Good Job , Good Story... Thanks...
I hope JP Morgan goes down....
Efficiency without transparency is mystery and chaos.
20,30,40,50,60 year old children. Unsupervised. Deliberately.
The glee of riches.
This may have already been mentioned by others, but BAC currently requires payment for copies of deeds related to the promissory notes they are collecting for. $15 a pop may not sound like much but given the benefit / risk analysis employed and the precedent to charge, what's to prevent an "exorbitant" fee to keep the charade in play?
When this REALLY begins to blow up, we will have another 9-11 event.
Exactly. That's when the legislation goes through
Or congress/BHO will simply change the laws and make them retroactive to "save the economy from systemic collapse". If i was a betting man, count on fraud being legalized in the USSA komrad.

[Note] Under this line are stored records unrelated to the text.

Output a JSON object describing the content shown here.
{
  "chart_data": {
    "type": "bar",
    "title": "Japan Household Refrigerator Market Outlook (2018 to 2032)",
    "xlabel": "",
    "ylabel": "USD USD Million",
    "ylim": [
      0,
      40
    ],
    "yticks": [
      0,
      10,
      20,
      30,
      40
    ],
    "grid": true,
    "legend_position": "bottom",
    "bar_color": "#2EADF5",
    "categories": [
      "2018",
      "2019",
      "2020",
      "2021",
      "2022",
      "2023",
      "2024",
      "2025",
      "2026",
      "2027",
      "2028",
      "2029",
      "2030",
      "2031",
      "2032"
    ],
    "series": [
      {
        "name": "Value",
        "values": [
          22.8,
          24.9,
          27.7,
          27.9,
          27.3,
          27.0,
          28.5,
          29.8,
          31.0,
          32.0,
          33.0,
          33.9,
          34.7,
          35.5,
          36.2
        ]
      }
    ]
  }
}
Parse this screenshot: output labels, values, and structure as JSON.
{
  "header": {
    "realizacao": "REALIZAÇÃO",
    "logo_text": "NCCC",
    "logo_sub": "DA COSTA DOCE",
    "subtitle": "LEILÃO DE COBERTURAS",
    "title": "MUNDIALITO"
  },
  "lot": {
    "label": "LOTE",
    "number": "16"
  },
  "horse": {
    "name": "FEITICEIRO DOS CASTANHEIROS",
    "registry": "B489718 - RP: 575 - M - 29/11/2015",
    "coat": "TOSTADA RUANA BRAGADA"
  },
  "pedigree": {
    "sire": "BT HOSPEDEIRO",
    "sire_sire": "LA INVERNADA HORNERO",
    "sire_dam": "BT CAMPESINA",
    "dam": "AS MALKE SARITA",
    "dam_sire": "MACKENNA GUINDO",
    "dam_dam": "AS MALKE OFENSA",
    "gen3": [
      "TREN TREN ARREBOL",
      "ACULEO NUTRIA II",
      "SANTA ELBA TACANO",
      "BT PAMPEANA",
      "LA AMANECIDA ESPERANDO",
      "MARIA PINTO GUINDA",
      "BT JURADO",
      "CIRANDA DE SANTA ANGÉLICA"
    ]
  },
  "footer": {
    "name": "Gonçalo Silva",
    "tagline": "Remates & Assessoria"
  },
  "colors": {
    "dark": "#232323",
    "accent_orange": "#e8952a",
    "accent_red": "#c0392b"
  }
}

We're all living in America,
Amerika is wunderbar.
We're all living in America,
Amerika, Amerika.
We're all living in America,
Coca-Cola, sometimes WAR,
We're all living in America,
Amerika, Amerika.
www.youtube.com/watch?v=6unDcYBQSpQ
The robo-signers in Congress will sign anything that the banks put in front of them! They don't read any of the bills either, so they would see absolutely nothing wrong with what 'Mona Lisa' and Bly were doing. Pelosi or Boehner might even offer 'Mona Lisa' a job as a congressional assistant to speed up his/her own bill signing performance!
@4closeureFraud:
What's with the maths in this case? Bly admits to signing an average of 5,000 affidavits a day, and worked there for many years. Yet he was only asked to admit to signing about 50,000 affidavits ... ie. just 2 weeks work! Didn't he actually sign about 5 MILLION affidavits over 6 or 7 years?!